AI hat die Geschwindigkeit, Größe und Verfügbarkeit dieses Systems erhöht. Arbeiten, die zuvor von Menschen mit technischem Wissen erledigt wurden, können jetzt automatisch ablaufen. Dies ermöglicht es diesen Gruppen, mit weniger Personen, geringerem Risiko und höheren Gewinnen zu operieren. „Denken Sie daran als die nächste Ebene der Industrialisierung. AI erhöht den Durchsatz, ohne mehr qualifizierte Arbeitskräfte zu benötigen", erklärt Christin.
Kann AI Angriffe völlig selbstständig starten? Noch nicht ganz. Experten vergleichen die Situation mit dem Drängen nach vollständig selbstfahrenden Fahrzeugen. Die ersten 95 % wurden erreicht. Aber der letzte Teil, der es einem Auto ermöglichen würde, jederzeit und überall von selbst zu fahren, bleibt unerreichbar.
Forscher testen die Hacking-Fähigkeiten von AI in Laborumgebungen. Ein Team an der Carnegie Mellon, unterstützt von Anthropic, hat Anfang des Jahres die berühmte Equifax-Datenpanne mithilfe von AI nachgestellt. Singer leitete die Arbeit am CyLab Security and Privacy Institute der Carnegie Mellon. Er nennt es „einen großen Sprung".
Kriminelle nutzen AI für schädliche Zwecke. Aber AI-Unternehmen sagen, dass dieselben Tools Organisationen helfen können, ihre digitale Verteidigung zu stärken.

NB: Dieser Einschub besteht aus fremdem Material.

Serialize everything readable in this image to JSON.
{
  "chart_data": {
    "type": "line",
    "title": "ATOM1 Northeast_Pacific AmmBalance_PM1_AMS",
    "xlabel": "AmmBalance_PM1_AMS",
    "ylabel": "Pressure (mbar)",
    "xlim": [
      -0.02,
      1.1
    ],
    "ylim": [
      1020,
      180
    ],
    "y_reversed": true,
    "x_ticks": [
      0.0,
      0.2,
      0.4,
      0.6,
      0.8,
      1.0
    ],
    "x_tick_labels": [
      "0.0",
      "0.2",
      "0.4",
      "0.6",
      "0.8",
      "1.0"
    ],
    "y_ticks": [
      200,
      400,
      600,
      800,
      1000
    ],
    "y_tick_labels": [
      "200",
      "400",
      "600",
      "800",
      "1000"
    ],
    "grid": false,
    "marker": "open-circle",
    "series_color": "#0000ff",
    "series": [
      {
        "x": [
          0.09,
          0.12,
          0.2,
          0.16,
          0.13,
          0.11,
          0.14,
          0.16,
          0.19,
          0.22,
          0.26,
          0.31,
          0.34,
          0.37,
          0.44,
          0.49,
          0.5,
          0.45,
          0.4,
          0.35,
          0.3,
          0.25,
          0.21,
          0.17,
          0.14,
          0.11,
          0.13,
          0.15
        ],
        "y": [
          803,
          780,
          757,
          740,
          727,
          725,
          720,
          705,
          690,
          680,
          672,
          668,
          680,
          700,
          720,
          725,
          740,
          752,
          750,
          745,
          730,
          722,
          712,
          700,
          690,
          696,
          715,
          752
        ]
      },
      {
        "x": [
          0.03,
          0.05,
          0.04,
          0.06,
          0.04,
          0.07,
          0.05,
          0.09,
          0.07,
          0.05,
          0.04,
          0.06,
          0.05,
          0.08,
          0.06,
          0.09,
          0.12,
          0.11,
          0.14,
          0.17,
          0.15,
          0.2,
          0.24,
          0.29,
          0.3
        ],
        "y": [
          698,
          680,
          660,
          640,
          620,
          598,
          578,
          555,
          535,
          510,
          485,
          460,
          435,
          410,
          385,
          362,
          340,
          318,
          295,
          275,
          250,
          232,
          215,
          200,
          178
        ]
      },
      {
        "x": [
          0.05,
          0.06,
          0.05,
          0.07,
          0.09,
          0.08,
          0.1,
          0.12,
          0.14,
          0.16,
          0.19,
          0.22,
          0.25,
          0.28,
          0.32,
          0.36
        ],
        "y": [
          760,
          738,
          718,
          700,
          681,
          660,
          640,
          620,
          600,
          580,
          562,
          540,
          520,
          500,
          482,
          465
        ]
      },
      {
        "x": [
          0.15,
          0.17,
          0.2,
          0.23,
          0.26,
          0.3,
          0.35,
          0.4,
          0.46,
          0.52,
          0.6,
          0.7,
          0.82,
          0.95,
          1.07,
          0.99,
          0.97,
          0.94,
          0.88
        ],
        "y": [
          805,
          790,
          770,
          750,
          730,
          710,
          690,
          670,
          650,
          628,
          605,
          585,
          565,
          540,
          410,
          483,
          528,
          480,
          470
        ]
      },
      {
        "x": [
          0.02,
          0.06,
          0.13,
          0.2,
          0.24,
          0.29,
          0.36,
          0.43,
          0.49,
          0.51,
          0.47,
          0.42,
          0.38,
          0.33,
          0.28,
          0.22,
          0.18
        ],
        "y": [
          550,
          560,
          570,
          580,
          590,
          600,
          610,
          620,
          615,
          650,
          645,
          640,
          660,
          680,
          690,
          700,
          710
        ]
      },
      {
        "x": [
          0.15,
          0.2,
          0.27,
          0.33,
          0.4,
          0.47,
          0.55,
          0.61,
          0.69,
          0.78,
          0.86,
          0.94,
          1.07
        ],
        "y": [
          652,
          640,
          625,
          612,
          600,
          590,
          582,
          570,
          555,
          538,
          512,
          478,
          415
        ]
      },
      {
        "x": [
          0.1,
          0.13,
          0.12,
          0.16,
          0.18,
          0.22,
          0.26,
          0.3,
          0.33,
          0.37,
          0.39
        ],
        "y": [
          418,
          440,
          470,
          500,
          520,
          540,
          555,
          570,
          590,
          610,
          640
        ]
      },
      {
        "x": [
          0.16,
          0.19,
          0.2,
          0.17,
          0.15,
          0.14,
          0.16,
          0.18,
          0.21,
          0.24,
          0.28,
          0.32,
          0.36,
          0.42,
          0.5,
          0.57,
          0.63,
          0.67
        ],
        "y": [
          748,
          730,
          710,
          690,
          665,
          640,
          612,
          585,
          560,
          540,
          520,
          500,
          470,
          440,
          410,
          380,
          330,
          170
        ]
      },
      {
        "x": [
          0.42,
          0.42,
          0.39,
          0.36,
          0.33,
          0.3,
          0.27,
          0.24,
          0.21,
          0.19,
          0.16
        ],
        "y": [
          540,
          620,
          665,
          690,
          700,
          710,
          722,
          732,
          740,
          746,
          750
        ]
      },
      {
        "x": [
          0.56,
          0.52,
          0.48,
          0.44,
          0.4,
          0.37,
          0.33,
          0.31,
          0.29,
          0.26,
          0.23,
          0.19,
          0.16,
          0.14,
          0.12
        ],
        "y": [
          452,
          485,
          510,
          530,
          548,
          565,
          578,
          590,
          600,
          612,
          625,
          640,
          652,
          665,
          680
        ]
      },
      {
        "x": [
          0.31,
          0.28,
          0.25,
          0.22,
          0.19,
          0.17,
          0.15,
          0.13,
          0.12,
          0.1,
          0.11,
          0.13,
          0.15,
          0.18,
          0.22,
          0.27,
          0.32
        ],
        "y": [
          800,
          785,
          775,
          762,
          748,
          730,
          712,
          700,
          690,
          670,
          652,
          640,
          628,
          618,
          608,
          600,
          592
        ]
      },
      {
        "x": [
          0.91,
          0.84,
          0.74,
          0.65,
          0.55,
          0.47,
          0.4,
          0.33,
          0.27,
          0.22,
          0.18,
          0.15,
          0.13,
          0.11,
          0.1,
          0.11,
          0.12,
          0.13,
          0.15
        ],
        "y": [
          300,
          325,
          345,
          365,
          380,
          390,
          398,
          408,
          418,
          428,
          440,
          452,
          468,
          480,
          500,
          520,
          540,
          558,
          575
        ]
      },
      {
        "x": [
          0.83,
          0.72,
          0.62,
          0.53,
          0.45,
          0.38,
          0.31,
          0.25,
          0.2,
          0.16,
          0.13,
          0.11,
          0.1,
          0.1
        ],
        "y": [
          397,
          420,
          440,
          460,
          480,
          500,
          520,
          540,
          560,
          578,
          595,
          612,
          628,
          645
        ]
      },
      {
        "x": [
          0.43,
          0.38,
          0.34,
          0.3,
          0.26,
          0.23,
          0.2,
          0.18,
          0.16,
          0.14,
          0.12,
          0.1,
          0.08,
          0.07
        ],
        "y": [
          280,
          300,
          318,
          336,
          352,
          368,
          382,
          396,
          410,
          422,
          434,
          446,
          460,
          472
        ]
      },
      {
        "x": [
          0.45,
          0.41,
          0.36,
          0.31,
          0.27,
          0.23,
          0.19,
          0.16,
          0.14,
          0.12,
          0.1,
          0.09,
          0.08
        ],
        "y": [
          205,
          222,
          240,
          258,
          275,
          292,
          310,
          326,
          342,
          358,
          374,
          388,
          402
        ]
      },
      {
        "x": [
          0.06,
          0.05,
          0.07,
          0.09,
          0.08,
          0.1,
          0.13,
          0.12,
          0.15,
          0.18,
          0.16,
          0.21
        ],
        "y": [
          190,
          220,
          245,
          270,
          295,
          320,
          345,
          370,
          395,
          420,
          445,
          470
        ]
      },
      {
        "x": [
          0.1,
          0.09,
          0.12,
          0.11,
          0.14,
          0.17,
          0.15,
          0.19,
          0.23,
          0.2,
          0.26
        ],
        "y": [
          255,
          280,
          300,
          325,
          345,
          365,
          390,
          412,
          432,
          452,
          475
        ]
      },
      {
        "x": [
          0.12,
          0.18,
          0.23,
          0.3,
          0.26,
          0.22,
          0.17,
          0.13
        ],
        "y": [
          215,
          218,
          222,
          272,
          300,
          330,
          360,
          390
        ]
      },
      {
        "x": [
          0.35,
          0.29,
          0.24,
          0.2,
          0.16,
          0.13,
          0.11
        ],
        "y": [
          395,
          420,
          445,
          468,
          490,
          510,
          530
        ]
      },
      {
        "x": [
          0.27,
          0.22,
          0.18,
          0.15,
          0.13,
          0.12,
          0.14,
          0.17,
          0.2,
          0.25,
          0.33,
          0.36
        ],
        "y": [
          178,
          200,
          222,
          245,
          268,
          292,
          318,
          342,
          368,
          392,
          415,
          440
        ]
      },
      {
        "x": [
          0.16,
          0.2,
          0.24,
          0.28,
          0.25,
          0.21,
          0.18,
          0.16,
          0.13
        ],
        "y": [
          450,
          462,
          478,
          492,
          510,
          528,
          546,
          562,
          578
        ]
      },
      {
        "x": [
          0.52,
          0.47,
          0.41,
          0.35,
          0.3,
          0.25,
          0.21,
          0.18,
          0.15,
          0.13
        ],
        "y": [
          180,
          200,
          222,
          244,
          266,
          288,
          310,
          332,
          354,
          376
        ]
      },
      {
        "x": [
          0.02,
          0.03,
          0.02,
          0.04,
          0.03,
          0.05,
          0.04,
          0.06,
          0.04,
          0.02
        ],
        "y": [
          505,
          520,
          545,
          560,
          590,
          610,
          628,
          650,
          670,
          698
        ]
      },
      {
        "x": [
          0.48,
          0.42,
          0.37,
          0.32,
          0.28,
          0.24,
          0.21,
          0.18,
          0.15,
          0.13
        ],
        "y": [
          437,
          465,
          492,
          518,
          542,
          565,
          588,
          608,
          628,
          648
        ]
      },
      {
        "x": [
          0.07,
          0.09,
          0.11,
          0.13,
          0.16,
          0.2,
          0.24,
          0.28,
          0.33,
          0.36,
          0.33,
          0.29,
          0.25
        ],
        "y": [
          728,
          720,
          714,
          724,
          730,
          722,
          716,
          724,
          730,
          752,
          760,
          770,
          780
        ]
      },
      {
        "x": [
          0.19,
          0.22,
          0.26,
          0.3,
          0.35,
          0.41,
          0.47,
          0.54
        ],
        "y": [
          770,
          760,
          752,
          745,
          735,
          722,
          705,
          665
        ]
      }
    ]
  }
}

Anthropic und OpenAI bauen AI-Systeme, die kontinuierlich Softwarecode untersuchen können, um Schwachstellen zu lokalisieren, die Kriminelle ausnutzen könnten. Menschen müssen jedoch noch alle Korrekturen genehmigen. Ein kürzlich von Stanford-Forschern entwickeltes AI-Programm schnitt besser ab als einige menschliche Tester bei der Suche nach Sicherheitsproblemen in einem Netzwerk.
Selbst AI wird nicht alle Sicherheitsverletzungen verhindern. Deshalb müssen sich Organisationen darauf konzentrieren, robuste Netzwerke zu schaffen, die während Angriffen weiter funktionieren, sagt Hultquist.